In my memory it all happens at once: a glider breaking apart, a balloon tearing, an engine starting for the first time, a plane slicing the air like an arrow. Each failure was a seed, and each seed sprouted faster than the last.

The years passed like a ceaseless current. My hands, once clumsy, learned to shape metal as if it were clay. The drawings on my sheets multiplied until they became digital information. The Anunnaki watched me all that time, first in silence, then with increasingly profound guidance.

Before me now rose a ship almost as complex as theirs: its metallic body gleamed under the sun, its engines roared in harmony, and within its core lay the sum of every fall, every attempt, every error that had marked my path.

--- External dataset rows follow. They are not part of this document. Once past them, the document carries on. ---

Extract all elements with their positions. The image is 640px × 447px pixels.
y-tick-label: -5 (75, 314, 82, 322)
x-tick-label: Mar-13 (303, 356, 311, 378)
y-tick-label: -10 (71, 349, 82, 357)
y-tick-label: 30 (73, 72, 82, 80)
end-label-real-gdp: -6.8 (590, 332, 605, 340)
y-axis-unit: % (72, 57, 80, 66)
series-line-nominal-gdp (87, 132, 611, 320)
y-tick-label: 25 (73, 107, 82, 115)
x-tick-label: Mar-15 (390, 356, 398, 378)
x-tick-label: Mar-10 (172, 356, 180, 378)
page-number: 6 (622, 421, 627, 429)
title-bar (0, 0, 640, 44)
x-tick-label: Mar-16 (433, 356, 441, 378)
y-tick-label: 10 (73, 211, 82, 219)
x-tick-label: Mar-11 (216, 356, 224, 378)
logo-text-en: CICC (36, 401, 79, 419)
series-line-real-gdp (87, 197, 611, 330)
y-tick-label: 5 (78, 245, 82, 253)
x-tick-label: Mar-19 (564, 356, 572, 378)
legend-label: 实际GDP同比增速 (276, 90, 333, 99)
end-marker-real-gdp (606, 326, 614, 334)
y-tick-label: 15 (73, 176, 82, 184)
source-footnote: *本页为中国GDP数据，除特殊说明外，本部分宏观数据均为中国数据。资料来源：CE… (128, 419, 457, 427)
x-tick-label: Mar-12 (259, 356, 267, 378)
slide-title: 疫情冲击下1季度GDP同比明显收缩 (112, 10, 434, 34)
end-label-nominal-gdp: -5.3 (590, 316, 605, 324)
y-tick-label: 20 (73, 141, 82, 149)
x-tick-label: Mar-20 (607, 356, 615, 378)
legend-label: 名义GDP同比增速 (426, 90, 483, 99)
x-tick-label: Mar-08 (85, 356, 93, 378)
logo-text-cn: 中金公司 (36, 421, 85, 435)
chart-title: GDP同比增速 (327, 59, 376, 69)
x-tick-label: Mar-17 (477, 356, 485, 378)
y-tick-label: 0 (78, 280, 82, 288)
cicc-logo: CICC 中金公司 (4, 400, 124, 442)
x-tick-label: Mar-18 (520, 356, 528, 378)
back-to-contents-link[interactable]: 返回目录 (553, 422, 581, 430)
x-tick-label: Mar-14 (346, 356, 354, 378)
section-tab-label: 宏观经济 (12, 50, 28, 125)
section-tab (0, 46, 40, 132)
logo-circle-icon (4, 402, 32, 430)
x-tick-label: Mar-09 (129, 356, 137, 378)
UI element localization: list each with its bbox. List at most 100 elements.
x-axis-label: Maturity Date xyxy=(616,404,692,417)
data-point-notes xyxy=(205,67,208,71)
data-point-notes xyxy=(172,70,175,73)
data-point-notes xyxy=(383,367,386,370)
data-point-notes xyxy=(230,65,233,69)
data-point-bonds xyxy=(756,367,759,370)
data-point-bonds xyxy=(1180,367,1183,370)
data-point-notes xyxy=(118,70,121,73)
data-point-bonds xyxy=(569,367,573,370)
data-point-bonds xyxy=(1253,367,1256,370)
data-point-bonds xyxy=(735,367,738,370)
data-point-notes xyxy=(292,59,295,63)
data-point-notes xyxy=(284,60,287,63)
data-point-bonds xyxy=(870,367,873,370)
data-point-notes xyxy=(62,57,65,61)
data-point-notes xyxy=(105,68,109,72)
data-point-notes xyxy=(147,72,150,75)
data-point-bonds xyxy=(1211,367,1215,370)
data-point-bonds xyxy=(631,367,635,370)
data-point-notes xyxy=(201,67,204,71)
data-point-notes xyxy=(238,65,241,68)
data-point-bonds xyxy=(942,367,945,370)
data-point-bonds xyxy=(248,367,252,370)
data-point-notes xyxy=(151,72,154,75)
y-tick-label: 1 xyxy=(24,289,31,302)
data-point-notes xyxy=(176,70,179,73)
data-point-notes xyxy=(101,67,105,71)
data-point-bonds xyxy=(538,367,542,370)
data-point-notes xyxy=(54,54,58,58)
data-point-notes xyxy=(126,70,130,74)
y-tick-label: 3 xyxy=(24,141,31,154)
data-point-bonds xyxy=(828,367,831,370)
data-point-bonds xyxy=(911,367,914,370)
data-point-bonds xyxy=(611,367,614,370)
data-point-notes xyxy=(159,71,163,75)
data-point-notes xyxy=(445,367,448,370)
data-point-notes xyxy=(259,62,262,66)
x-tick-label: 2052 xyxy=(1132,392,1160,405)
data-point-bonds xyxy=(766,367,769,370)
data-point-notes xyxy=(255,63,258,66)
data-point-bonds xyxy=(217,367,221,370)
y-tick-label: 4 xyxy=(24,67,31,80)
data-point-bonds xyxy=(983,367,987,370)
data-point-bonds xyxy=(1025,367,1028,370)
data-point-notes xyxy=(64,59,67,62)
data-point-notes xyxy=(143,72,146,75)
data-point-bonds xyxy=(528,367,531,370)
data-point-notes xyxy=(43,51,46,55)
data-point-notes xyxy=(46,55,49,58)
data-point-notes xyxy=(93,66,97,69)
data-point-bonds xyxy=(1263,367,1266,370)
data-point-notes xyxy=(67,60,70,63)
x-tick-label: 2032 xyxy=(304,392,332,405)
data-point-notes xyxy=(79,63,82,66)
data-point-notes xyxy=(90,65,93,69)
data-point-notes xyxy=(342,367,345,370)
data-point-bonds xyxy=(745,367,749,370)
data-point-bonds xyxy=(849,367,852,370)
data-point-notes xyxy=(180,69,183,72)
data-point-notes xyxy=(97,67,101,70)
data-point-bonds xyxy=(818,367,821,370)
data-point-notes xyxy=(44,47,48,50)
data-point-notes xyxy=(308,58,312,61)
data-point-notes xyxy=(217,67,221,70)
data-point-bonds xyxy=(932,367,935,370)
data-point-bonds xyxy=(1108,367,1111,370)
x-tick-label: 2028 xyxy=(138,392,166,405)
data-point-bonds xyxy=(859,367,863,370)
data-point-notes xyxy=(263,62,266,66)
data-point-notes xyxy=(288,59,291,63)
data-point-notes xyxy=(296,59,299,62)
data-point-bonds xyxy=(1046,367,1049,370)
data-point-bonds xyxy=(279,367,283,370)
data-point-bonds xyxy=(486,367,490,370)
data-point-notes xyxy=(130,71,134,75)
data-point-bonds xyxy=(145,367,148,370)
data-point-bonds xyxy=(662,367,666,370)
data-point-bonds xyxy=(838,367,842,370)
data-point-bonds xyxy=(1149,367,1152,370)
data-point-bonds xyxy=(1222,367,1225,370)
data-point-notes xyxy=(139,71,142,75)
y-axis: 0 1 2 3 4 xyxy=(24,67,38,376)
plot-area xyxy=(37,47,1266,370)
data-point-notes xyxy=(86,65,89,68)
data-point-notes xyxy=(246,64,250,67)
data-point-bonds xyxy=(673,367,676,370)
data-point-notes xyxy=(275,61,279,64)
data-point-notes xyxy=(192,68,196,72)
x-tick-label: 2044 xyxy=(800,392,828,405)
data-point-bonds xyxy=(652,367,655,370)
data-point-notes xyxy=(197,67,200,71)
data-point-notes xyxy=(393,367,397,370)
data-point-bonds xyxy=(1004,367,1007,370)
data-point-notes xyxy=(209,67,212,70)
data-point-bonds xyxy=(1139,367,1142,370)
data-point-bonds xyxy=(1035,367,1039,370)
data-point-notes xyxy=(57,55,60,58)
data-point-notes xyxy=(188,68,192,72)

By the way, the nano-engineering suit Anu gave me fits far too well, and apparently it holds a great deal of information to study, as well as the ability to scan certain things within its understanding. No wonder Anu knew so much about my blood.

Then I boarded with my heart pounding. As I closed the hatch, I felt I was leaving behind not only the ground, but also the years of waiting.

The ship first rose slowly. Then, with a leap that seemed eternal, it ascended. The ground dissolved beneath me, the citizens and fields became small, the palms like green threads, and in the blink of an eye I crossed the horizon that had confined me for so many years.

I pressed the controls and the ship responded with furious acceleration. The air became fire around me, and suddenly there was no sky, but a dark, silent ocean. Before my eyes stretched the curvature of the planet, blue and radiant.

I looked to the sides. Behind me, several lights followed. It was them, who for the first time were not watching me from afar, but flying by my side, until they slowly drifted away from me and from the planet.